No matter which monk won the election, she would remain the head of Tyndal in this daughter house of the Order of Fontevraud, but her role as leader of both men and women was unique in a world that saw Eve as the lesser vessel. If Brother Matthew were elected prior, an eloquent man of strong opinions in direct opposition to hers, she would be hard-pressed to maintain her actual authority. She had little doubt she would succeed but resented the energy and thought the struggle would require when both could be put to better use in more profitable activities.
She sighed. Whatever the final result, the election must take place soon. The prior had a significant role in the daily running of the priory, especially amongst the monks and lay brothers. The anxiety of not knowing who would direct them and how their lives would be affected had fractured their usual peace.
She also needed the position to be filled by someone of competence. Problems cried out for immediate attention and she could not do everything. She had appointed a series of acting priors, who did provide some direction while avoiding any hint of partiality on her part, but temporary appointments did nothing for continuing efficiency.

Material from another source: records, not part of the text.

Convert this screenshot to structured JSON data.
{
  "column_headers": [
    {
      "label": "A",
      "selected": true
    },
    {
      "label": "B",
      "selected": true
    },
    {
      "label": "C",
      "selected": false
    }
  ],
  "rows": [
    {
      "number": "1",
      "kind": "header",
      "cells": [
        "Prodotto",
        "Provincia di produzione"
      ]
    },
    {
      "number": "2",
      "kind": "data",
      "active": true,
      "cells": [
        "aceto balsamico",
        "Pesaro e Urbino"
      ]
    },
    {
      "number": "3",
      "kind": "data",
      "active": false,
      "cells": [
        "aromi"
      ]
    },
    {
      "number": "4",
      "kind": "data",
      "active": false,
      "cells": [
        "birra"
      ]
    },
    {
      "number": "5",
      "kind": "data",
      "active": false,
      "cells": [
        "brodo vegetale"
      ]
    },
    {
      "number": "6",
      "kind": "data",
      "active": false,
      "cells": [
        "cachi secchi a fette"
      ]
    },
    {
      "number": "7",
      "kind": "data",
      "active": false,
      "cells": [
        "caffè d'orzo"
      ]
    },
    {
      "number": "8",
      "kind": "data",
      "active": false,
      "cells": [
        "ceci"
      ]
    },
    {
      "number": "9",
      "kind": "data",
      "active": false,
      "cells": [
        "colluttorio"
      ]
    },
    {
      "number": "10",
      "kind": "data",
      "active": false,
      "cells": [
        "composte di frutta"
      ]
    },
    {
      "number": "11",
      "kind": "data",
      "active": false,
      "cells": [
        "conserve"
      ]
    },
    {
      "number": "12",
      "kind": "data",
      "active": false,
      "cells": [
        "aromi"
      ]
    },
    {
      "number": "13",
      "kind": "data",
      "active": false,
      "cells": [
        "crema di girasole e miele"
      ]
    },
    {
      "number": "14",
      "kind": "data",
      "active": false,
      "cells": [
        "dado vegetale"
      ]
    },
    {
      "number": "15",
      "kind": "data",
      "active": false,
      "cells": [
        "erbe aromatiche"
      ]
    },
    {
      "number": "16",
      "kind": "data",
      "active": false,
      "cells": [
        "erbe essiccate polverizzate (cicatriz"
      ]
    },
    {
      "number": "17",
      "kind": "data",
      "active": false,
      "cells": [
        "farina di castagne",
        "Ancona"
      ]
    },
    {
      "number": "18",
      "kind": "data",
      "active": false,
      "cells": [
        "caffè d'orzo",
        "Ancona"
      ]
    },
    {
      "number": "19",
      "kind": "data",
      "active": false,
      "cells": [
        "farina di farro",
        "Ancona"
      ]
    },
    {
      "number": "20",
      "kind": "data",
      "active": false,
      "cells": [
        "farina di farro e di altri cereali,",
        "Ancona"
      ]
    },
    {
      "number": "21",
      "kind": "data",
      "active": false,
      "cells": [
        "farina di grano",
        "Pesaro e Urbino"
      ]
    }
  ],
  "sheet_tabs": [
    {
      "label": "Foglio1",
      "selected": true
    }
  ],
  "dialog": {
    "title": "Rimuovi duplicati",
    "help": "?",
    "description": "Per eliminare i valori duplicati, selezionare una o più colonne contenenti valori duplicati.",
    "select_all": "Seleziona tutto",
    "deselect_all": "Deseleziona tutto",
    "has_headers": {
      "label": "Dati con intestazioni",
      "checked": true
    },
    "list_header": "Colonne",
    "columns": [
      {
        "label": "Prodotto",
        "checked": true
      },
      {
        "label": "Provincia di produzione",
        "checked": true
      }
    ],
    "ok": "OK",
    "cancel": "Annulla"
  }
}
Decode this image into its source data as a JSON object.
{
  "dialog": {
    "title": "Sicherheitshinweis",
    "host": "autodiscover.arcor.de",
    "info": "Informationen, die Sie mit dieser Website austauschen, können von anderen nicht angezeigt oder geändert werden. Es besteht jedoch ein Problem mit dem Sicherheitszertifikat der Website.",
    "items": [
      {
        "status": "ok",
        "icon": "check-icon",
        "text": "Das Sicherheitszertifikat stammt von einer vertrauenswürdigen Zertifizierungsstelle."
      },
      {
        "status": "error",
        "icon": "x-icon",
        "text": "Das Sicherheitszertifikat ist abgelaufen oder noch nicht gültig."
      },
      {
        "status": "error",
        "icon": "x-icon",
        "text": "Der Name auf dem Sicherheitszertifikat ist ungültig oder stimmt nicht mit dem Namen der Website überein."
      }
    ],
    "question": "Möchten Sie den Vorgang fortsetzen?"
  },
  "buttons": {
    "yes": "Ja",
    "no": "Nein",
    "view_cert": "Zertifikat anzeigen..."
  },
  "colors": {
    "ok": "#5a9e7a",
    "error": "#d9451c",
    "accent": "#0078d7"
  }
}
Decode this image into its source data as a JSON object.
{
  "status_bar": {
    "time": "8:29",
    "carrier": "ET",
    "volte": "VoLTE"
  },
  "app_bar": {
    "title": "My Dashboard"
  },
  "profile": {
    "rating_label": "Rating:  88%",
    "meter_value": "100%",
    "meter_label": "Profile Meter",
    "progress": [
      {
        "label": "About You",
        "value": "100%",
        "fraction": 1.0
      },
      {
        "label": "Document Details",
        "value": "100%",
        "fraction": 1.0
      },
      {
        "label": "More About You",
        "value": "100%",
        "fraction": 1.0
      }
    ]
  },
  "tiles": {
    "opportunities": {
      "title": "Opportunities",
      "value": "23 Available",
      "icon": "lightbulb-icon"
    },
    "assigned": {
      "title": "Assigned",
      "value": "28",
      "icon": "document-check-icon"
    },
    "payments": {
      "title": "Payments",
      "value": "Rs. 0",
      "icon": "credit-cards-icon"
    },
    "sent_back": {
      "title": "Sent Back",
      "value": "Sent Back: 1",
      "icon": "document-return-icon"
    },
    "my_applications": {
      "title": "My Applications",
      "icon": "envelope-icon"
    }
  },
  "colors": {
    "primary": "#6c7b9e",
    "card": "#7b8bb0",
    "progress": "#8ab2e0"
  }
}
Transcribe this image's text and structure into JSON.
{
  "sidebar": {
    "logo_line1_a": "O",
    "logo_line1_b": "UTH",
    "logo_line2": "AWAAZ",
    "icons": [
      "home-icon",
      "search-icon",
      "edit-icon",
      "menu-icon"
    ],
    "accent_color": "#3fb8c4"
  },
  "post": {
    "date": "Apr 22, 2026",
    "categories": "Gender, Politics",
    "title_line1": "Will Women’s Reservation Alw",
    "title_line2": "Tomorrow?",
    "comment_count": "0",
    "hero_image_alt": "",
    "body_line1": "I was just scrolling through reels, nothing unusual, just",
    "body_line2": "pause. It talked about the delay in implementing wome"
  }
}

Once the election was over, she would quickly decide how to handle whatever choice God gave her, but the current uncertainty was not beneficial to her priory. She might well prefer Brother Andrew, a man generally respected by all, but Brother Matthew had also demonstrated his ability to lead others. She might dislike the man, but she had to concede he was capable.
As she made the sign of the cross, Eleanor rose from her prie-dieu and listened to the rain’s rhythmic tapping against her wooden shutters. Tyndal’s lack of ease about its future direction was much the same as England’s, she realized. The rumors that King Henry III was gravely ill were growing apace, and his eldest son, Prince Edward, had yet to return from the Holy Land where he had gone on crusade.
In his last missive from Wales, her father had reported that the current mood at court was calm, but, he said with his characteristic sarcasm, only old fools like himself tried to predict the future. The heir had not yet safely returned to England, and, were he to do so before his father’s death, there were questions about Edward’s final position on the demands for baronial reforms when he became the anointed king. The prince had shifted between both sides of that issue with dizzying frequency. Nonetheless, Baron Adam wrote, Edward was a clever man and, although much like his dying father, unlikely to make the same mistakes. So the powerful were poised to leap whichever way would keep them in control; the powerless would remain frozen like prey in the fox’s path; and those on England’s borders would watch for the new twists emerging in the diplomatic games of thrust and parry. “As you must have learned as well as I, my beloved daughter,” the baron wrote in conclusion, “someone will shed blood when men joust for power.”
Thus Eleanor did wonder what the future would bring, not just to her small priory but to England itself.